Here in Columbia, an official announcement about outdoor pools came across with an eerily similar vibe.

 


Pool Updates from CA Aquatics

Hope summer has been treating you well! We’ve been having a blast at CA’s pools with you all, and as you know, safety is a top priority for our Aquatics team. 

Due to staffing challenges, we are making a few updates to the pool schedule to keep the community as safe as possible. While the majority of CA’s outdoor pools will remain open until their scheduled last day, four pools will now close at an earlier date. This change will allow us to reallocate team members so that each pool is fully staffed. 

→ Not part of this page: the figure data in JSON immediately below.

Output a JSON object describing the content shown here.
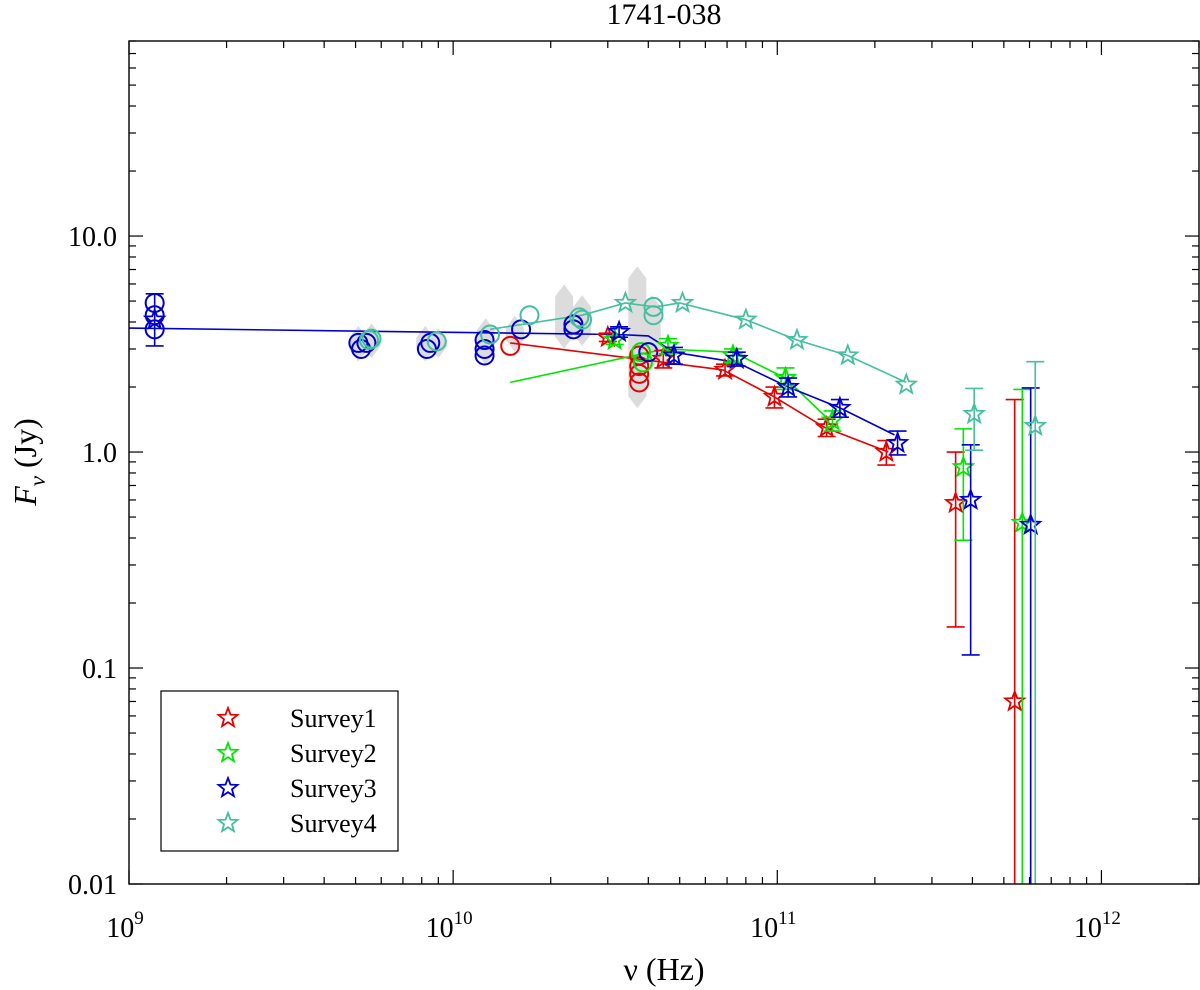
{
  "chart_data": {
    "type": "scatter",
    "title": "1741-038",
    "xlabel": "ν (Hz)",
    "ylabel_main": "F",
    "ylabel_sub": "ν",
    "ylabel_unit": "(Jy)",
    "xscale": "log",
    "yscale": "log",
    "xlim": [
      1000000000.0,
      2000000000000.0
    ],
    "ylim": [
      0.01,
      80
    ],
    "x_ticks": [
      {
        "value": 1000000000.0,
        "base": "10",
        "exp": "9"
      },
      {
        "value": 10000000000.0,
        "base": "10",
        "exp": "10"
      },
      {
        "value": 100000000000.0,
        "base": "10",
        "exp": "11"
      },
      {
        "value": 1000000000000.0,
        "base": "10",
        "exp": "12"
      }
    ],
    "y_ticks": [
      {
        "value": 0.01,
        "label": "0.01"
      },
      {
        "value": 0.1,
        "label": "0.1"
      },
      {
        "value": 1,
        "label": "1.0"
      },
      {
        "value": 10,
        "label": "10.0"
      }
    ],
    "legend": {
      "position": "bottom-left",
      "entries": [
        {
          "name": "Survey1",
          "color": "#e60000"
        },
        {
          "name": "Survey2",
          "color": "#00e600"
        },
        {
          "name": "Survey3",
          "color": "#0000cc"
        },
        {
          "name": "Survey4",
          "color": "#45bfa0"
        }
      ]
    },
    "gray_range_markers": [
      {
        "x": 5100000000.0,
        "ylo": 2.8,
        "yhi": 3.6
      },
      {
        "x": 5600000000.0,
        "ylo": 2.9,
        "yhi": 3.7
      },
      {
        "x": 8200000000.0,
        "ylo": 2.8,
        "yhi": 3.6
      },
      {
        "x": 9000000000.0,
        "ylo": 2.9,
        "yhi": 3.5
      },
      {
        "x": 12600000000.0,
        "ylo": 2.7,
        "yhi": 3.9
      },
      {
        "x": 15500000000.0,
        "ylo": 3.1,
        "yhi": 4.0
      },
      {
        "x": 22000000000.0,
        "ylo": 3.2,
        "yhi": 5.6
      },
      {
        "x": 25000000000.0,
        "ylo": 3.3,
        "yhi": 5.0
      },
      {
        "x": 37000000000.0,
        "ylo": 1.7,
        "yhi": 6.8
      },
      {
        "x": 41000000000.0,
        "ylo": 2.6,
        "yhi": 5.0
      }
    ],
    "circles": [
      {
        "x": 1200000000.0,
        "y": 4.9,
        "color": "#0000cc"
      },
      {
        "x": 1200000000.0,
        "y": 4.3,
        "color": "#0000cc"
      },
      {
        "x": 1200000000.0,
        "y": 3.7,
        "color": "#0000cc"
      },
      {
        "x": 5100000000.0,
        "y": 3.2,
        "color": "#0000cc"
      },
      {
        "x": 5200000000.0,
        "y": 3.0,
        "color": "#0000cc"
      },
      {
        "x": 5400000000.0,
        "y": 3.2,
        "color": "#0000cc"
      },
      {
        "x": 5500000000.0,
        "y": 3.3,
        "color": "#45bfa0"
      },
      {
        "x": 5600000000.0,
        "y": 3.35,
        "color": "#45bfa0"
      },
      {
        "x": 8300000000.0,
        "y": 3.0,
        "color": "#0000cc"
      },
      {
        "x": 8500000000.0,
        "y": 3.2,
        "color": "#0000cc"
      },
      {
        "x": 8900000000.0,
        "y": 3.25,
        "color": "#45bfa0"
      },
      {
        "x": 12500000000.0,
        "y": 2.8,
        "color": "#0000cc"
      },
      {
        "x": 12500000000.0,
        "y": 3.0,
        "color": "#0000cc"
      },
      {
        "x": 12500000000.0,
        "y": 3.3,
        "color": "#0000cc"
      },
      {
        "x": 13000000000.0,
        "y": 3.5,
        "color": "#45bfa0"
      },
      {
        "x": 15000000000.0,
        "y": 3.1,
        "color": "#e60000"
      },
      {
        "x": 16200000000.0,
        "y": 3.7,
        "color": "#0000cc"
      },
      {
        "x": 17200000000.0,
        "y": 4.3,
        "color": "#45bfa0"
      },
      {
        "x": 23500000000.0,
        "y": 3.7,
        "color": "#0000cc"
      },
      {
        "x": 23500000000.0,
        "y": 3.9,
        "color": "#0000cc"
      },
      {
        "x": 24500000000.0,
        "y": 4.2,
        "color": "#45bfa0"
      },
      {
        "x": 25000000000.0,
        "y": 4.1,
        "color": "#45bfa0"
      },
      {
        "x": 37500000000.0,
        "y": 2.1,
        "color": "#e60000"
      },
      {
        "x": 37500000000.0,
        "y": 2.3,
        "color": "#e60000"
      },
      {
        "x": 37500000000.0,
        "y": 2.5,
        "color": "#e60000"
      },
      {
        "x": 37500000000.0,
        "y": 2.8,
        "color": "#e60000"
      },
      {
        "x": 38000000000.0,
        "y": 2.9,
        "color": "#00e600"
      },
      {
        "x": 38500000000.0,
        "y": 2.6,
        "color": "#00e600"
      },
      {
        "x": 40000000000.0,
        "y": 2.9,
        "color": "#0000cc"
      },
      {
        "x": 41500000000.0,
        "y": 4.3,
        "color": "#45bfa0"
      },
      {
        "x": 41500000000.0,
        "y": 4.7,
        "color": "#45bfa0"
      }
    ],
    "series": [
      {
        "name": "Survey1",
        "color": "#e60000",
        "line": [
          [
            15000000000.0,
            3.2
          ],
          [
            45000000000.0,
            2.6
          ],
          [
            68000000000.0,
            2.4
          ],
          [
            98000000000.0,
            1.8
          ],
          [
            140000000000.0,
            1.3
          ],
          [
            220000000000.0,
            1.0
          ]
        ],
        "stars": [
          [
            30000000000.0,
            3.4,
            3.25,
            3.55
          ],
          [
            44500000000.0,
            2.7,
            2.45,
            2.95
          ],
          [
            69000000000.0,
            2.4,
            2.25,
            2.55
          ],
          [
            98000000000.0,
            1.8,
            1.6,
            2.0
          ],
          [
            142000000000.0,
            1.3,
            1.18,
            1.42
          ],
          [
            217000000000.0,
            1.0,
            0.87,
            1.13
          ],
          [
            355000000000.0,
            0.58,
            0.155,
            1.0
          ],
          [
            540000000000.0,
            0.07,
            0.01,
            1.75
          ]
        ]
      },
      {
        "name": "Survey2",
        "color": "#00e600",
        "line": [
          [
            15000000000.0,
            2.1
          ],
          [
            45000000000.0,
            3.0
          ],
          [
            73000000000.0,
            2.9
          ],
          [
            106000000000.0,
            2.2
          ],
          [
            145000000000.0,
            1.4
          ]
        ],
        "stars": [
          [
            31500000000.0,
            3.3,
            3.15,
            3.45
          ],
          [
            46000000000.0,
            3.1,
            2.85,
            3.35
          ],
          [
            73000000000.0,
            2.8,
            2.6,
            3.0
          ],
          [
            106000000000.0,
            2.2,
            1.95,
            2.45
          ],
          [
            148000000000.0,
            1.4,
            1.25,
            1.55
          ],
          [
            375000000000.0,
            0.85,
            0.39,
            1.28
          ],
          [
            570000000000.0,
            0.47,
            0.01,
            1.95
          ]
        ]
      },
      {
        "name": "Survey3",
        "color": "#0000cc",
        "line": [
          [
            1000000000.0,
            3.75
          ],
          [
            32000000000.0,
            3.5
          ],
          [
            40000000000.0,
            3.45
          ],
          [
            48000000000.0,
            2.9
          ],
          [
            75000000000.0,
            2.6
          ],
          [
            108000000000.0,
            2.0
          ],
          [
            156000000000.0,
            1.6
          ],
          [
            230000000000.0,
            1.2
          ]
        ],
        "stars": [
          [
            1200000000.0,
            4.1,
            3.1,
            5.4
          ],
          [
            32500000000.0,
            3.6,
            3.4,
            3.8
          ],
          [
            48000000000.0,
            2.8,
            2.55,
            3.05
          ],
          [
            75000000000.0,
            2.7,
            2.5,
            2.9
          ],
          [
            108000000000.0,
            2.0,
            1.8,
            2.2
          ],
          [
            156000000000.0,
            1.6,
            1.45,
            1.75
          ],
          [
            235000000000.0,
            1.1,
            0.97,
            1.25
          ],
          [
            395000000000.0,
            0.6,
            0.115,
            1.08
          ],
          [
            605000000000.0,
            0.46,
            0.01,
            1.98
          ]
        ]
      },
      {
        "name": "Survey4",
        "color": "#45bfa0",
        "line": [
          [
            13000000000.0,
            3.7
          ],
          [
            25000000000.0,
            4.3
          ],
          [
            34000000000.0,
            4.9
          ],
          [
            42000000000.0,
            4.7
          ],
          [
            50000000000.0,
            4.9
          ],
          [
            80000000000.0,
            4.1
          ],
          [
            115000000000.0,
            3.3
          ],
          [
            165000000000.0,
            2.8
          ],
          [
            250000000000.0,
            2.1
          ]
        ],
        "stars": [
          [
            34000000000.0,
            4.9
          ],
          [
            51000000000.0,
            4.9
          ],
          [
            80000000000.0,
            4.1
          ],
          [
            115000000000.0,
            3.3
          ],
          [
            165000000000.0,
            2.8
          ],
          [
            250000000000.0,
            2.05
          ],
          [
            405000000000.0,
            1.5,
            1.02,
            1.97
          ],
          [
            625000000000.0,
            1.32,
            0.01,
            2.62
          ]
        ]
      }
    ]
  }
}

Sunday, July 30 will be the final day for the following locations:

Talbott Springs Pool (also closed this weekend - Saturday, July 22 and Sunday, July 23 - and reopening Monday, July 24)

Dasher Green Pool

Longfellow Pool  

Sunday, August 13 will be the final day for Running Brook Pool. As a reminder, CA is home to 23 outdoor pools and you can check the schedule for each and every pool on our Pool Status webpage.

Thanks so much for your patience and understanding as we work to keep you safe! Here’s to a fun-filled end of summer. 

Marty L. Oltmanns, Aquatics Director

Invariably, when pools are closed early, it is the ones located in the least affluent areas of Columbia. Always. Never has anyone suggested closing, say, River Hill pools in order to shift staff so that pools in Oakland Mills or Owen Brown can stay open. Can you imagine CA leaderships suggesting to folks in River Hill that there are plenty of other pools so they can just hop in their cars to visit one?

But that’s the suggestion to members of the Columbia community who may be the least able to”hop in a car” to go anywhere. And there’s also the matter of what kind of a reception they might get showing up in different villages. We claim to be such an accepting, diverse environment but…

If most people understand that there are the “rich pools” and the “poor pools” then exactly how well are we doing here? I took a look at a CA report based on 2010 census data that show median household income and racial identity by village.




“Characteristics of Columbia” report, Columbia Association 

Pool closures aren’t entirely along household income lines or racial lines but they are close. I’m guessing that CA would be able to show data on pool usage and maintain that the ones they are closing are the least utilized pools. Nothing to do with income or race. Not one a bit.

Why are some pools in less affluent areas under utilized? Could it be because you have to purchase a year- round membership even if all you want to do is use outdoor pools in the summer? Or that the daily entrance fees for those with Columbia Cards is still prohibitive for these residents?

I don’t know. 

I do know that CA has been wrestling with these issues for quite a while now. Years ago I met a member of the CA Board who introduced himself to me, laughingly, by saying, “Well, you’re not going to like me, because I’m trying to close your pool.” He meant Talbott Springs.

The well-to-do get good service and expect that it will be continued. The rest just have to wait and see. Should we be able to do better in Columbia? Not better than Baltimore. That’s not at all what i mean. 

Better than we are (and have been) doing right here in the New American City.